Noble Peace prize winner to visit TU Science Cafe | Events
THOMAS COUNTY, GA – News release from Thomas University
A Nobel Prize winner in Chemistry will visit Thomas University as part of its Science Café series.
The series, which began last fall, is a relaxed setting where scientists discuss their work through a casual conversation with participants.
The first speaker for the fall segment of the series will be Sir Harold Kroto, who was a co-recipient of the Nobel Prize in Chemistry in 1996. His topic will be “Scientists of the past and their Present Influence.”
Originally from the city of Bolton in northern England, Kroto holds a bachelor’s degree in Chemistry and a Ph.D. in Molecular Spectroscopy, both from the University of Sheffield.
He began his academic career at the University of Sussex in Brighton in 1967, becoming a professor in 1985 and a Royal Society Research Professor in 1991.
In 1996 Kroto was knighted for his contributions to Chemistry.
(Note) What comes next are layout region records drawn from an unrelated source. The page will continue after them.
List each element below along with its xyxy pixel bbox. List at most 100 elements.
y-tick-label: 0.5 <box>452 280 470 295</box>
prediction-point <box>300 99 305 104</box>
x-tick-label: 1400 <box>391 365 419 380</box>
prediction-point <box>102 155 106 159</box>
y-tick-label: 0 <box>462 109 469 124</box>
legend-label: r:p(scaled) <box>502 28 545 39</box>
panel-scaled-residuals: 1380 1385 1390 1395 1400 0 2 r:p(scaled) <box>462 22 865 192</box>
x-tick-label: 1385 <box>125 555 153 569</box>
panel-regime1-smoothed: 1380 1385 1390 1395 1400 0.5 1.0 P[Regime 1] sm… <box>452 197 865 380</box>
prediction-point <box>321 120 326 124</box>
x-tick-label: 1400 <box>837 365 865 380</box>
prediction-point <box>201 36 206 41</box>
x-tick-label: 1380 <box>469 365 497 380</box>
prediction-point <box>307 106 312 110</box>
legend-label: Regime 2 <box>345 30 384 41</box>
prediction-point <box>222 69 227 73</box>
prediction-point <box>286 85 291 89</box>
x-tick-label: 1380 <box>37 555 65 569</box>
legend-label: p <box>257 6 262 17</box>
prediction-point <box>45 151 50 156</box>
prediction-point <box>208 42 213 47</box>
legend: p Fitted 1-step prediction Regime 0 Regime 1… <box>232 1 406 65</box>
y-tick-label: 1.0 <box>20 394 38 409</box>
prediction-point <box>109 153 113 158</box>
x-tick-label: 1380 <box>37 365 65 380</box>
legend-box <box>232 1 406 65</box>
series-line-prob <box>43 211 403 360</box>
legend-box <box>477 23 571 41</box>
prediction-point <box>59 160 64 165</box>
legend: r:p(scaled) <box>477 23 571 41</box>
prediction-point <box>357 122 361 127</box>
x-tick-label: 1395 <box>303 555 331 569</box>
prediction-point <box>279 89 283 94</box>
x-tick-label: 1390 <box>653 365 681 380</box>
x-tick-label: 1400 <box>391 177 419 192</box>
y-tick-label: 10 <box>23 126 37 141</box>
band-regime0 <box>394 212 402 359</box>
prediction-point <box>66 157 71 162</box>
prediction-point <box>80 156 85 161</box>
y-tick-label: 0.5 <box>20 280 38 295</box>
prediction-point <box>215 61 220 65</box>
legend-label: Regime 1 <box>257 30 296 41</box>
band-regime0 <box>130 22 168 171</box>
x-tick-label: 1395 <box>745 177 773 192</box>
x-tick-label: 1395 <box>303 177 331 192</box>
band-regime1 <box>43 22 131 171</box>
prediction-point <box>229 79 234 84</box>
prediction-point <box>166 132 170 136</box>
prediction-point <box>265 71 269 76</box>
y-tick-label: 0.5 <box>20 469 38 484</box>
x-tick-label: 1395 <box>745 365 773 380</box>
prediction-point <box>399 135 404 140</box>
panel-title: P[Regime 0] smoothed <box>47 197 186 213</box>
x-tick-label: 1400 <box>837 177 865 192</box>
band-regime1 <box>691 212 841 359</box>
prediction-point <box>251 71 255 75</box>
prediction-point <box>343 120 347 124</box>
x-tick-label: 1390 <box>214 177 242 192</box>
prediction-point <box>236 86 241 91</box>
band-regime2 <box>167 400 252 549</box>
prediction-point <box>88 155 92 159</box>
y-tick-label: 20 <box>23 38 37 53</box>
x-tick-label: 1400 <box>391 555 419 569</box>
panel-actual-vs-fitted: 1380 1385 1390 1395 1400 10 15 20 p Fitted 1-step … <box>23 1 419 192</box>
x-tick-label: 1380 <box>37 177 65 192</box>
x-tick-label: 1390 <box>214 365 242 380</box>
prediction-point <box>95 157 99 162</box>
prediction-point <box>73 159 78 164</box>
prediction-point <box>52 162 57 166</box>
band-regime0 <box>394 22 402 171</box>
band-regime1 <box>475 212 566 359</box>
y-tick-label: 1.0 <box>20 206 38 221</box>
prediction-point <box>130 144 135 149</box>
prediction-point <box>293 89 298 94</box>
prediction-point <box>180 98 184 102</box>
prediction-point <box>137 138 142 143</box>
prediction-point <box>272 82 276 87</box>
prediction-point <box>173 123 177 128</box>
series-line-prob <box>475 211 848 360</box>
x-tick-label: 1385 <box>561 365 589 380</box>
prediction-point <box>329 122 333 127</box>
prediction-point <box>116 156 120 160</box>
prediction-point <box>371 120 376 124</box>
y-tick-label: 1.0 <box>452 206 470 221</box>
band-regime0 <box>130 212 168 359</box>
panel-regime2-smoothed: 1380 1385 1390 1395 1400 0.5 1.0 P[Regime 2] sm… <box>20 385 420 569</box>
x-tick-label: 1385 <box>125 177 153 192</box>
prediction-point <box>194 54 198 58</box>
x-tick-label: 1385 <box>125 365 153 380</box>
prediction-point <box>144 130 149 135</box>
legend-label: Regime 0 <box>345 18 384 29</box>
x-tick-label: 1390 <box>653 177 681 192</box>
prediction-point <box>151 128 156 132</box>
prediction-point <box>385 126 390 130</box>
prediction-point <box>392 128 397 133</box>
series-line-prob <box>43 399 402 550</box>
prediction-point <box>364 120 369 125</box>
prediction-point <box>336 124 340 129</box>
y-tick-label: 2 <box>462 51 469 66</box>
Also in 1996, Kroto, Robert Curl and Richard Smalley received the Nobel Prize for Chemistry for the discovery of C60 Buckminsterfullerene, a new form of carbon also known as “buckyballs.”
The molecule consists of 60 carbon atoms arranged as a spheroid in a pattern that matches the stitching on soccer balls. The configuration reminded Kroto of the geodesic domes designed by the late inventor/architect Buckminster Fuller, hence the name “buckminsterfullerene.”
In 2001, he won the Royal Society’s prestigious Michael Faraday Award, which is presented annually to a scientist who has done the most to further public communication of science, engineering or technology in the United Kingdom.
Kroto is now the Francis Eppes Professor in the Department of Chemistry and Biochemistry at Florida State University.
The Science Café will be held at 6:30 p.m. Tuesday, Sept. 25, at the Hawk’s Nest inside the Campus Center at Thomas University.
The Hawk’s Nest will have a dinner special served from 6 to 6:30 p.m. for those who wish to share a meal with the presenter. Drinks and light snacks will be provided. Admission is free and open to learners of all ages.
Other upcoming Science Cafés will feature Misty Penton presenting “Archaeology in a Historic Thomasville Cemetery” on Oct. 30 and Dr. Michael Davison presenting “Microscopic Photography” on Nov. 27.